How the cascade inference problem distorts information diffusion
For researchers studying information diffusion on social media, this work highlights that standard platform-provided data and naive reconstruction methods can lead to severely biased conclusions.
The paper shows that ignoring cascade inference problems distorts analyses of social influence, community detection, and information diffusion, using case studies on Twitter and Bluesky. Analysis of over 40,000 news stories reveals that reconstruction assumptions drastically distort both microscopic and macroscopic cascade properties.
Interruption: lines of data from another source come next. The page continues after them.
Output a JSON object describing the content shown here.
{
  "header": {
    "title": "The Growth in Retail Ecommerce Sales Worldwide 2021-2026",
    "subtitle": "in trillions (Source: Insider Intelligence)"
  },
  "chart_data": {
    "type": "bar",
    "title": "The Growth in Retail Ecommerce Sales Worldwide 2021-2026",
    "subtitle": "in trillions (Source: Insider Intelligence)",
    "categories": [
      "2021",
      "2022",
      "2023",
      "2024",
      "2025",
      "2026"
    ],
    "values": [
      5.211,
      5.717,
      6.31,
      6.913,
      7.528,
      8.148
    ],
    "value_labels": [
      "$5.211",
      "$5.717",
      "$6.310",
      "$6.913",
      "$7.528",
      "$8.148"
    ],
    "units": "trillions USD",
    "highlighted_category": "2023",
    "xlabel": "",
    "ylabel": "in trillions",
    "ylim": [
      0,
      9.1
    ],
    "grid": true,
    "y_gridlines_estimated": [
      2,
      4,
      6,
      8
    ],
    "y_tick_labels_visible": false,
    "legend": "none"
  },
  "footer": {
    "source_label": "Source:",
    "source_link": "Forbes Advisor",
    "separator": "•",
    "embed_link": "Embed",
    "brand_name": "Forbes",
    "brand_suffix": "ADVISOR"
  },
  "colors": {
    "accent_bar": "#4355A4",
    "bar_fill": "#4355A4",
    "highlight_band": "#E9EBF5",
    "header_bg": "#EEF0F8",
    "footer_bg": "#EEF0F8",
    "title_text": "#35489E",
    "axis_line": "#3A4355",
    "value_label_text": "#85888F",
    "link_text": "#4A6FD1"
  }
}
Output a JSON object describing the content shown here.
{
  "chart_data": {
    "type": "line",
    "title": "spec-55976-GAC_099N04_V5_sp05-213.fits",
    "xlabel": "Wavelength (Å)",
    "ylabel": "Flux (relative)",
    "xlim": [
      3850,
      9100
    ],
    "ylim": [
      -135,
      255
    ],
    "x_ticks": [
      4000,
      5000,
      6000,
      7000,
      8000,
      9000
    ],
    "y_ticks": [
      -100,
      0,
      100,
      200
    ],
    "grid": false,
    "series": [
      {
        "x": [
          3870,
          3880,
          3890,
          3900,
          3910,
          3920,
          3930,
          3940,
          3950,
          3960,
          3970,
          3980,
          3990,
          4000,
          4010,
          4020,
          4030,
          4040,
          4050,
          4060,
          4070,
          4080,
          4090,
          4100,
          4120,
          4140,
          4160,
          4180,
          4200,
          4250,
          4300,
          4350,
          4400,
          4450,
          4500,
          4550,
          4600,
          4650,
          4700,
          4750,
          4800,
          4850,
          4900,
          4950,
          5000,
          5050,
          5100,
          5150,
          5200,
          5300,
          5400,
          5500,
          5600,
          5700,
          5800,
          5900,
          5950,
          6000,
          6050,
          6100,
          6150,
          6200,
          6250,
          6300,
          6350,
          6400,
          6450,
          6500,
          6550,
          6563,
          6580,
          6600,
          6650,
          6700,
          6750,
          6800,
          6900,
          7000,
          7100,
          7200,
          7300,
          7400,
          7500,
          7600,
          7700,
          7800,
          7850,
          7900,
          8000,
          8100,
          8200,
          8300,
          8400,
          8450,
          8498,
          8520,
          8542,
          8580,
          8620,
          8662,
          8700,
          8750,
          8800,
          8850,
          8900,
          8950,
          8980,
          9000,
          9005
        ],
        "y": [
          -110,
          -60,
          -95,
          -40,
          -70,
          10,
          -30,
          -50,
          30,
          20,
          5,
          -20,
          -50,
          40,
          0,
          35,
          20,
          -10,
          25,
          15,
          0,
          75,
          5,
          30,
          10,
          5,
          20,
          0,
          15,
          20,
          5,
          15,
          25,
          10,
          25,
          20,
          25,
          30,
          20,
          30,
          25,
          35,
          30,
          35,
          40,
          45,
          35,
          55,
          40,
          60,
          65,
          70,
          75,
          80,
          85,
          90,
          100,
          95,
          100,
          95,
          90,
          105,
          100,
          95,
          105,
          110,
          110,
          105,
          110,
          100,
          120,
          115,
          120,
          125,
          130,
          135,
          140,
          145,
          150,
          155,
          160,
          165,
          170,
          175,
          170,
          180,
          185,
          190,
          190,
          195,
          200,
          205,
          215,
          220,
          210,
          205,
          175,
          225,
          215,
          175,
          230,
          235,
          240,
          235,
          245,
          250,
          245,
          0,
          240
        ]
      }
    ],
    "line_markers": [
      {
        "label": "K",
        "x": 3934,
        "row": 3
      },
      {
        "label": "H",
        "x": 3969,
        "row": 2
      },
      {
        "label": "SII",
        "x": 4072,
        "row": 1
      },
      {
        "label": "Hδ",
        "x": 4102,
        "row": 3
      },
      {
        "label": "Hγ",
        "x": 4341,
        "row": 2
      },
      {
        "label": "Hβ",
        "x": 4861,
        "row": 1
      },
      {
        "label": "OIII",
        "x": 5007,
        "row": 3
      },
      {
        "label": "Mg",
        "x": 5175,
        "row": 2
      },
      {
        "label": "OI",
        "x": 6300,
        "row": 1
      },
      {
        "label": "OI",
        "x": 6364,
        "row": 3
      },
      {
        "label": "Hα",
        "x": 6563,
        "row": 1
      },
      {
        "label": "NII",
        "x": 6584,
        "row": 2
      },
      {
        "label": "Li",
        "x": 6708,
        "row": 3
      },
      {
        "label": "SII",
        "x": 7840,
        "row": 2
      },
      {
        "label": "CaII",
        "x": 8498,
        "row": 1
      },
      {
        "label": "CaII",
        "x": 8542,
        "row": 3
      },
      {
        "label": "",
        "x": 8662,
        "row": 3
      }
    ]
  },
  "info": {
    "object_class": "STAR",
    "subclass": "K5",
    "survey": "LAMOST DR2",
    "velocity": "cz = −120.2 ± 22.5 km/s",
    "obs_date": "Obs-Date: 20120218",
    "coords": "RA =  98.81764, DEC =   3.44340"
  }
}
To analyze the flow of information online, experts often rely on platform-provided data from social media companies, which typically attribute all resharing actions to an original poster. This obscures the true dynamics of how information spreads online, as users can be exposed to content in various ways. While most researchers analyze data as it is provided by the platform and overlook this issue, some attempt to infer the structure of information cascades. However, the absence of ground truth about actual diffusion cascades makes it impossible to verify the efficacy of these efforts. We propose a novel parametric reconstruction approach and use it to investigate how overlooking cascade reconstruction distorts analyses of social influence, community detection, and information diffusion. Two case studies involving data from Twitter and Bluesky reveal that cascade inference significantly impacts the identification of both influential users and communities, therefore affecting downstream analyses in general. Analysis of the diffusion of over 40,000 true and false news stories on Twitter reveals that the assumptions made during the reconstruction procedure drastically distort both microscopic and macroscopic properties of cascade networks. This work highlights the challenges of studying information spreading processes on complex networks and has significant implications for the broader study of digital platforms.